What Would Vlad Do?
Jan 8th, 2008 by Vlad
This post was too dirty for Vladville…
From the mailbag (which due to the overload of everything I participate in nowadays with Facebook/Twitter/Newsgroups/Blah I have committed to only checking once a day):
If money can’t be made on infrastructure sales or support, where would you make it if you were me?
Interestingly enough, I spoke about this very thing with my wife yesterday. She’s pretty aware of what I do and how, so I explained my ten year plan to her:
"I’m going to be 30 this year. I intend to work to death over the next 10 years and at that point I’m done. I’m getting a new car and a new wife and I haven’t come up with the rest yet."
Then I put my hand on her tummy and said: "Kick if you’re with me!"
If you deal with reality and face your problems head on you start to find humor in your doom. No sense getting all down about things if they are bad, if you’re depressed how can you find your way out of it. I know what is in my plans but damn if I’m about to spill it here. What I think the reader asked was: "What would you do if you were me?"
If I were in the IT field, running a small business and made most my revenues from the product lines that are rapidly approaching zero (hardware commissions, SOHO tech support, smallbiz technology advising, desktop software support, hardware monitoring… basically everything that is either currently or soon will be done by someone for $0.85 an hour in India or $0.25 in China) I would sacrifice next few months of gravy train sales and pitches for a retraining in development of business solutions software. Actual training on development, not some bootcamp that teaches you how to add webparts to a SharePoint page or another regurgitation of Idiots Guide To ____.
Small businesses are getting, and rightfully expecting, more and more crap for free. And in that process of taking advantage of the lower cost of technology, they still have a huge overhead of monkeys running around like McDonalds employees around a fryer. Even a minimum wage earner is still a $20,000 hit to the payroll, so would you get a sit if your marketing read: "Are you really using the technology you bought? Give us an hour, we’ll save you $20,000"

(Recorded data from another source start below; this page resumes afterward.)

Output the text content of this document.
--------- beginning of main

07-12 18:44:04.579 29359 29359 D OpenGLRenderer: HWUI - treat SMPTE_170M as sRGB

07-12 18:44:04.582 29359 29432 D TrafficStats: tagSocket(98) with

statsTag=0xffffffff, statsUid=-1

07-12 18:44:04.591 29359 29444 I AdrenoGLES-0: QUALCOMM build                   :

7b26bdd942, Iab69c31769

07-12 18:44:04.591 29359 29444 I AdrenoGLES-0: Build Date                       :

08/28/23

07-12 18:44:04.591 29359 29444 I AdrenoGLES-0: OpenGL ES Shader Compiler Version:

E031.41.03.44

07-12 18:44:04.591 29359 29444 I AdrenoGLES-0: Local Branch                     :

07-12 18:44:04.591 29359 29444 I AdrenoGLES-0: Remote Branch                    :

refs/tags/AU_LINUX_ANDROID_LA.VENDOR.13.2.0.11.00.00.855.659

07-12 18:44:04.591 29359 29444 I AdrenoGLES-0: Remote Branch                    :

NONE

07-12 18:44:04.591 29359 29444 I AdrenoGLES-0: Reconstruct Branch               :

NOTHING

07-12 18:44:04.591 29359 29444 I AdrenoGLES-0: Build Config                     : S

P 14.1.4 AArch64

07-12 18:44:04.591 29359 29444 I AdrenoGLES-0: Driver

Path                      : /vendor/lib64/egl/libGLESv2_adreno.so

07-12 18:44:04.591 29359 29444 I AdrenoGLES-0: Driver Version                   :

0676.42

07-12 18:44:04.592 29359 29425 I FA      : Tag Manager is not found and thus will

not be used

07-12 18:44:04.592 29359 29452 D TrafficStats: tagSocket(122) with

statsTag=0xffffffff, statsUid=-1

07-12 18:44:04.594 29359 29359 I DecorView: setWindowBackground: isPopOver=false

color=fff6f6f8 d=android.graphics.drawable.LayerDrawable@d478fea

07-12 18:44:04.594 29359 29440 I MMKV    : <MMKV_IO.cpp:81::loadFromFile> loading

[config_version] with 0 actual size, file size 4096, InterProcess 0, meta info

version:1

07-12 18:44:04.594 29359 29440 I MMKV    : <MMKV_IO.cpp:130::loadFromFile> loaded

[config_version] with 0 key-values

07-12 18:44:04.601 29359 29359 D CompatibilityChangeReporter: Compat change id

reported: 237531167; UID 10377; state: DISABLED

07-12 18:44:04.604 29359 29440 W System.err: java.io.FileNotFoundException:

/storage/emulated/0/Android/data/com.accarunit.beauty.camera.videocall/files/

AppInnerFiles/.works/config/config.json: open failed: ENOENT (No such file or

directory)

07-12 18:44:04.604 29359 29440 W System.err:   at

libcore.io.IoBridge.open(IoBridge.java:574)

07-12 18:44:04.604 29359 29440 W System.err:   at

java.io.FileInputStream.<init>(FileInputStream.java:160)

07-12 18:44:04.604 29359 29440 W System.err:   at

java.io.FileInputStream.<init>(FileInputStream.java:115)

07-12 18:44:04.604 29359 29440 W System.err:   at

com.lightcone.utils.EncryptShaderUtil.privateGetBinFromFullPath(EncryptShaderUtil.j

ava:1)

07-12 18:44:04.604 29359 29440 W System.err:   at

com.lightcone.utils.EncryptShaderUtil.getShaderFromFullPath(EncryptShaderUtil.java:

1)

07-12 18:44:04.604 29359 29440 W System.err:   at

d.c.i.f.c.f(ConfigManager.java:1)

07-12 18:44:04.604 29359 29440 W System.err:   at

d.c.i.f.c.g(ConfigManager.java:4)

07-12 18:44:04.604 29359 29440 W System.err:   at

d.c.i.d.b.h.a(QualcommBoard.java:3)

Now I have an advantage because I already know how to develop software and I know a ton of people - but say you didn’t. Your first goal would be to find out who the regional MicrosoftBS rep is (I think they went away from MicrosoftBS because the name gave it away, I think its now Microsoft Dynamics). Track that person down and in your best reenactment of a cheesy porn movie go to their office and say the following: "I run a successful, profitable company and I want to be the biggest private sector whore for your products in this market."; One thing MicrosoftBS division has been able to do, as the name implies, is get a ton of marketing money for anyone that will promote their solutions. Remember the posts about "Sold you a dream" - MicrosoftBS is that! They have sold the upper management the dream that MicrosoftBS can be the next SAP/Oracle, they just need money. They already sold three Biztalks, with a few billion they might could sell the fourth. Go into the meeting with the same premise - "I AM the fourth Biztalk sale!" Sell that dream, baby!
Now you’ve got the cash, free training, Microsoft contact person.. time to look at what Microsoft Dynamics actually sells. Shit, nothing you can sell to the SMB. Ok, ok, new plan. We figure out how to make the crap these people already bought work better. Ok. I need a minimum wage monkey to function like a pedometer. Just tag one of the office workers and follow them for a week and find out wtf they do. Take notes. Here’s $100 if you try to get them in English. Woop.
Week later you got a $200 portfolio of savings you can produce by tuning their Office apps to move data along so they can process 5,000 widgets a week instead of 800. On the way out spill coke as you leave the office, let the business owner see his staff hanging around cleaning up the floor and dreaming about 5,000 widgets getting done on their own.
Keep on dreaming… all the way to the bank.


This is the ONE time I simply have no comment.